Commenting on the issue, Bell said that he believes the campaign is dishonest in its message and seeks to mislead people. In addition, he questioned how a product made from plants can be described fairly as ‘milk’.
“This campaign seeks to denigrate farmers to advance the cause of a tiny minority opposed to livestock farming. This is a small special-interest group that seeks publicity.
“Less than 1% of the UK population are vegan – but those supporting this lifestyle choice are well-funded and adept at attracting media attention,” Bell said.
Bell contrasted this small percentage of the overall population with the record attendance at the Balmoral Show, seeing this as a ‘celebration of farming’.
Those that attended represented almost 7% of the Northern Ireland population. They enjoyed a day out celebrating all that is best in local agriculture.
“This is also the picture for our Open Farm weekend in June, so despite spending a lot on big posters and courting media attention I think the Go Vegan World will change few hearts and minds here or elsewhere in the UK,” Bell stated.
While the UFU has said it would never criticise those who have adopted a vegan lifestyle for ethical reasons, Bell says it is unacceptable to attempt to gain new recruits by attacking farming.
“This time the campaign is about dairy farming, but past campaigns and their publicity have focused on other aspects of livestock farming.
This is one-sided and unfair. Farmers supply the needs of the 99% of the population happy to eat eggs, meat and dairy products.

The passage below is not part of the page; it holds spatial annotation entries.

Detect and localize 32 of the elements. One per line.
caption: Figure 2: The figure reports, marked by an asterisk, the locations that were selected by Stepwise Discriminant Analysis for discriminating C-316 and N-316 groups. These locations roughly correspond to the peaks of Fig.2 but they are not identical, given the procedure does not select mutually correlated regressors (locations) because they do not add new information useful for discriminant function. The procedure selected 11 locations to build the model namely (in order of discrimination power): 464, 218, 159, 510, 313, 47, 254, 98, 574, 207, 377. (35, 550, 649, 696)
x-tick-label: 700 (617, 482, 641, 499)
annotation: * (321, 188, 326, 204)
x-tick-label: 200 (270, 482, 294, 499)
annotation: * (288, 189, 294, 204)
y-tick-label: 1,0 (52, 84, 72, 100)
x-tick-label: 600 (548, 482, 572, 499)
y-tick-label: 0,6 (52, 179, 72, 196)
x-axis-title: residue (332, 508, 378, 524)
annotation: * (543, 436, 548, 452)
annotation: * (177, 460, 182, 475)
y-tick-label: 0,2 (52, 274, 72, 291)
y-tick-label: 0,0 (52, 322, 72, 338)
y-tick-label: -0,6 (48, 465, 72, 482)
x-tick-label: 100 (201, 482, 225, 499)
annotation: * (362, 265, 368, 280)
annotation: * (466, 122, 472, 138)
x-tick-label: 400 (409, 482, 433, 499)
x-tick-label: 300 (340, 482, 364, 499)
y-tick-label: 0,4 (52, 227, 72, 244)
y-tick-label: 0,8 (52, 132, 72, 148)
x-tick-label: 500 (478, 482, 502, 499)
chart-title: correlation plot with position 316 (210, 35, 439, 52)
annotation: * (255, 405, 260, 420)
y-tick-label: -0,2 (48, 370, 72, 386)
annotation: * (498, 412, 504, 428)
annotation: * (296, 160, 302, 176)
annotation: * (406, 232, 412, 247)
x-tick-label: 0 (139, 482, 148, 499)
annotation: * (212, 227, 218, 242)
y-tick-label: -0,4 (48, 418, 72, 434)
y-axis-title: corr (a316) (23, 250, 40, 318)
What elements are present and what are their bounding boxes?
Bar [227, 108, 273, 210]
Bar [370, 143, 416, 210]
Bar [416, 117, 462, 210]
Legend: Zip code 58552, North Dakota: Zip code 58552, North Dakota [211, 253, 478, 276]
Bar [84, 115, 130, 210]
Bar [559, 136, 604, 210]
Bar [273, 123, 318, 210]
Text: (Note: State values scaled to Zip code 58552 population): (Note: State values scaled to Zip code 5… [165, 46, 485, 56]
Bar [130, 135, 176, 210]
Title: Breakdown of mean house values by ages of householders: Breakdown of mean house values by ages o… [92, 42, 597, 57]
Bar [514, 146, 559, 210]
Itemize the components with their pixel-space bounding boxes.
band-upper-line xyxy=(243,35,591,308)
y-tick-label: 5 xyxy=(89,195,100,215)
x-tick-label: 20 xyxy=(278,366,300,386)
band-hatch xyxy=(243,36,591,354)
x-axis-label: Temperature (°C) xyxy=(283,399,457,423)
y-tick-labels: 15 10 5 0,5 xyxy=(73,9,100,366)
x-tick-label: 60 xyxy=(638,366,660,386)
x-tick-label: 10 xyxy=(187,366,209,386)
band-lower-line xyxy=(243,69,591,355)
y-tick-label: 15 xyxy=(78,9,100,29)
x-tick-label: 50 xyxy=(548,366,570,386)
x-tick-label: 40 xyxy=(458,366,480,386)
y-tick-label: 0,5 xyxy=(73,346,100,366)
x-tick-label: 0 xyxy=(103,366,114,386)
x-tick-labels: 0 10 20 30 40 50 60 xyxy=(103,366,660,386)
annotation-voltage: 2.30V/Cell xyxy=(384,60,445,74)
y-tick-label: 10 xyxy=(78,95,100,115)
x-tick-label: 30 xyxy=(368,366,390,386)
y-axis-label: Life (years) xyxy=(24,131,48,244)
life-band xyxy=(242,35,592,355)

“It is unfair to denigrate farming families who do a great job producing affordable food on high-welfare, environmentally-friendly livestock farms across Northern Ireland,” Bell added.
With all the emphasis currently placed on the need for transparency and honesty in retailing and advertising, the UFU is seeking an answer from retailers as to how products like soya and almond blends can be described as milk.
Milk is defined as a product secreted by female mammals. That cannot include plant extracts. Such a misleading approach is unfair to farmers and consumers, and I believe it needs to be challenged, as it has been in the United States.
The UFU President concluded by declaring that he did not believe consumers would be won over by ‘misleading and unfair campaigns‘.